Parents revive landlines for kids, citing screen-free communication benefits
Parents are dusting off landlines to give kids a screen-free way to call and learn phone manners, even as 86.9% of U.S. children live in wireless-only homes.

Parents are bringing landlines back into children’s lives as a low-tech alternative to smartphones, betting that a simple voice call can teach independence without a screen attached. The timing is striking: the Centers for Disease Control and Prevention said 86.9% of U.S. children lived in wireless-only households in the second half of 2024, while Federal Communications Commission data showed wireline technologies made up just over 18% of the nation’s 471 million retail voice telephone service connections as of June 30, 2024.
For many families, the appeal is practical as much as nostalgic. A landline gives children a way to call friends, arrange playdates and reach relatives without the pull of apps, notifications or social media. Parents who are reviving the old household phone say it also helps children learn how to answer politely, leave messages and speak with more confidence, small skills that can be hard to practice in a text-first home.
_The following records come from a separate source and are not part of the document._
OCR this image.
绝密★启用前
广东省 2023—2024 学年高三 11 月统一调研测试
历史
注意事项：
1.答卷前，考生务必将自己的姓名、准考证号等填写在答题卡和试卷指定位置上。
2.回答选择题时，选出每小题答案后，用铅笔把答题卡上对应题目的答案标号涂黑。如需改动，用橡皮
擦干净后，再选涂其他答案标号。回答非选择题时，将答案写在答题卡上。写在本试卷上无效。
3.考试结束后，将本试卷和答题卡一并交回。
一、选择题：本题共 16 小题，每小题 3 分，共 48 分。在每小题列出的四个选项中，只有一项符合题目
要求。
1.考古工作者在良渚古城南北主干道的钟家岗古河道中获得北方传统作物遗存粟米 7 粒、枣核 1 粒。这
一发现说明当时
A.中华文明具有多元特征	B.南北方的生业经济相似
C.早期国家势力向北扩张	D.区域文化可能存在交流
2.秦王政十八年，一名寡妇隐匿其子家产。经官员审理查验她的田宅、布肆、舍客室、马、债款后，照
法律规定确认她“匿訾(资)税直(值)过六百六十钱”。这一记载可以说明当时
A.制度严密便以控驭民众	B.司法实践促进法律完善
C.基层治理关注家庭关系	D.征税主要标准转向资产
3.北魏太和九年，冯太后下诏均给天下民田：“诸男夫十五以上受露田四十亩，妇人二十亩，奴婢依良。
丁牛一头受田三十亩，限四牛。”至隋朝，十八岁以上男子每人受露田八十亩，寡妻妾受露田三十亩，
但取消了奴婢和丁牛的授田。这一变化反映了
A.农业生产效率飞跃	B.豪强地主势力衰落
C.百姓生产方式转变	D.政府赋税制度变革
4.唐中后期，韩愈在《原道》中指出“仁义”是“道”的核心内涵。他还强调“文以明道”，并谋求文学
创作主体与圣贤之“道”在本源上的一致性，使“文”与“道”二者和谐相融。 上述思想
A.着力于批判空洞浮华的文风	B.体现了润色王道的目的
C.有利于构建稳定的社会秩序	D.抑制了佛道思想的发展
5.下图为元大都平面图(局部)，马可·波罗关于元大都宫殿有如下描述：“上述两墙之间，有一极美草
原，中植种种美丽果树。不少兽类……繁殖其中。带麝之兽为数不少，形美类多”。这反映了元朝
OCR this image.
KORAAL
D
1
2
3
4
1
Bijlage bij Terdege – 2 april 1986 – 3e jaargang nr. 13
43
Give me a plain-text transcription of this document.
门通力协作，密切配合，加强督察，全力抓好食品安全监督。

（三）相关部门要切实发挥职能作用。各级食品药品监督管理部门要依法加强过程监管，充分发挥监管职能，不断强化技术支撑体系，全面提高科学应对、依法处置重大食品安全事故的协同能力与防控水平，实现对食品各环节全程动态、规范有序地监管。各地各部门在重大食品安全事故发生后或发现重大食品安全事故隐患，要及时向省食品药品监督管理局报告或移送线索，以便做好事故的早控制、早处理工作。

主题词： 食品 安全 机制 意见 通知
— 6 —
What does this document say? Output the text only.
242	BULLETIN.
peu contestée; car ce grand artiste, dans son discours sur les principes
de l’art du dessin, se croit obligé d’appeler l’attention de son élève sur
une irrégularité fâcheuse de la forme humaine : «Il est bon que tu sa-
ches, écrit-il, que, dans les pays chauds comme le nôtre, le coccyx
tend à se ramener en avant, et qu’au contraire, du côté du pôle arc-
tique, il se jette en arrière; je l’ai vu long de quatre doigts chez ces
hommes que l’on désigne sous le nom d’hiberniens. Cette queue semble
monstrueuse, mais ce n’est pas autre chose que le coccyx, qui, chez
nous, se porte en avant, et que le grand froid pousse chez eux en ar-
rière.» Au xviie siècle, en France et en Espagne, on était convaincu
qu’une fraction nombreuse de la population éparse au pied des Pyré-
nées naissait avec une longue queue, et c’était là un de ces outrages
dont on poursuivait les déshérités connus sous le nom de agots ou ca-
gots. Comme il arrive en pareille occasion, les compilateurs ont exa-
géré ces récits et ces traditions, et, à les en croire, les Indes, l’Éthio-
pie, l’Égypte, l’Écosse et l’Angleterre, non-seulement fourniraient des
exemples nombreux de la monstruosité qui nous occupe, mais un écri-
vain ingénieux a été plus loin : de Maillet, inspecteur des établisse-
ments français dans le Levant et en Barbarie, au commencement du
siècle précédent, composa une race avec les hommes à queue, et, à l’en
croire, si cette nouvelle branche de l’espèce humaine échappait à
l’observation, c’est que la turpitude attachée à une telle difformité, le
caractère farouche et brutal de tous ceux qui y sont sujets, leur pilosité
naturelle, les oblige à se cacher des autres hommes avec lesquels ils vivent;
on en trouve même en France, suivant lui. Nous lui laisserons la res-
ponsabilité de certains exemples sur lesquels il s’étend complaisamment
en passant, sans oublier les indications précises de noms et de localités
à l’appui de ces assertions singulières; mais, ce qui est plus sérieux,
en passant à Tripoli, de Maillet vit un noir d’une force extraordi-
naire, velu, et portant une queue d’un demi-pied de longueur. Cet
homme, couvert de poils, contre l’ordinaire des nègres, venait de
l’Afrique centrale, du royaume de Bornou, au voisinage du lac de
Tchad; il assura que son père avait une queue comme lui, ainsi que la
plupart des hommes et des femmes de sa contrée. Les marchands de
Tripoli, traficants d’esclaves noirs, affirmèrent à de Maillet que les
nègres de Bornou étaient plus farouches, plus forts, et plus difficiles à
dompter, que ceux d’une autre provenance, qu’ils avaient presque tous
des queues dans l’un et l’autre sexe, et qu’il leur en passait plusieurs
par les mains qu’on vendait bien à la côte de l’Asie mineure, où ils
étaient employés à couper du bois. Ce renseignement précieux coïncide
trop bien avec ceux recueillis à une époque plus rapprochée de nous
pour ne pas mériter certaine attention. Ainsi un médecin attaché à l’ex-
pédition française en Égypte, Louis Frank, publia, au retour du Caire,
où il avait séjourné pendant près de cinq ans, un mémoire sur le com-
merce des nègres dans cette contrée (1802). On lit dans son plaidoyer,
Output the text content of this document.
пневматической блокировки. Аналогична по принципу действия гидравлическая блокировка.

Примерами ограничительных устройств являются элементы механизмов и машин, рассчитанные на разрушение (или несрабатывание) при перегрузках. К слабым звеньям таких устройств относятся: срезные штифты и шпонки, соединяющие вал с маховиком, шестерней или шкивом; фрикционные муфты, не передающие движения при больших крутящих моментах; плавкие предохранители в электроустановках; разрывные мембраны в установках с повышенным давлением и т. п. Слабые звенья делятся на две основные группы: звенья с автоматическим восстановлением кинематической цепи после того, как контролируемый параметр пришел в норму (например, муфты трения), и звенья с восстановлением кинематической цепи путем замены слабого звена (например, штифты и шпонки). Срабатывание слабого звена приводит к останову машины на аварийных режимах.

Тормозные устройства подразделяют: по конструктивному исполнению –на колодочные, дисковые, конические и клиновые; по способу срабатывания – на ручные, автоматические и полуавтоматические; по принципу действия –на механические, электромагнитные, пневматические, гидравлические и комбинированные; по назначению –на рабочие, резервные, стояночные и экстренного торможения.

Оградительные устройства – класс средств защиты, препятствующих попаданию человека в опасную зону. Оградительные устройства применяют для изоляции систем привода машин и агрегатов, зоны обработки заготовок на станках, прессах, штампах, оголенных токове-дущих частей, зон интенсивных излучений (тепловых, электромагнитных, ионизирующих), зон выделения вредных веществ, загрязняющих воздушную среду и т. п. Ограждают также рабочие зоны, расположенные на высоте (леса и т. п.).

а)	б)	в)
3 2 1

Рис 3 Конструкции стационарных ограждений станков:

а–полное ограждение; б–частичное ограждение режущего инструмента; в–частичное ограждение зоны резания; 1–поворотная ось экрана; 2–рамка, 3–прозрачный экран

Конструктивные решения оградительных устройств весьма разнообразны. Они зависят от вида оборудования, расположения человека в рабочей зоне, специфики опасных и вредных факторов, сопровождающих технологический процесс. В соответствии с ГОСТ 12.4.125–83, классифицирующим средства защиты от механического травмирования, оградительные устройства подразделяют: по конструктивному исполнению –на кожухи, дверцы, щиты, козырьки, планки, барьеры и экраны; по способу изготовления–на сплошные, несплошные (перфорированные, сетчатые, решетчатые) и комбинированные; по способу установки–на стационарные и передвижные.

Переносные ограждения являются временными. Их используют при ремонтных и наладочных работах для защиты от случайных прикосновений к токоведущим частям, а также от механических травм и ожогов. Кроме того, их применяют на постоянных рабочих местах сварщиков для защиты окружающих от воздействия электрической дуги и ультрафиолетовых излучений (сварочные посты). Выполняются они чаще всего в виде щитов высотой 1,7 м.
Some researchers and educators see that benefit as more than a throwback. Koeun Choi of Virginia Tech said landlines can help adolescents focus on the conversation and build active-listening and genuine communication skills. Kathy Hirsh-Pasek and Sherri Hope Culver of Temple University have framed landlines as one option parents are using to support healthy social and cognitive development in a world saturated by screens.
The public-health backdrop has only sharpened the debate over when children should get smartphones. A December 2025 Pediatrics study of 10,588 participants in the Adolescent Brain Cognitive Development Study found that smartphone ownership at age 12 was associated with higher odds of depression, obesity and insufficient sleep. The same study found that a younger age of smartphone acquisition was linked to obesity and insufficient sleep, findings that help explain why some families are delaying smartphones and turning to lower-tech alternatives.

That shift has also created a market. Seattle startup Tin Can, founded by Chet Kittleson with Max Blumen and Graeme Davies, sells a Wi-Fi-enabled, screen-free landline-style phone for kids. The company said it began in West Seattle and now serves families in more than 30 states. It has also launched a bulk-order program called Communities for schools, sports teams and neighborhoods.
The revival stands out because it runs against the long decline of the home phone. The CDC has tracked wireless substitution since 2003, and the federal data show how decisively mobile service has overtaken wireline connections. That makes the renewed interest in landlines less a return to the past than a deliberate choice by parents looking for one of the few remaining tools that lets children talk, listen and practice real-world communication without a screen in hand.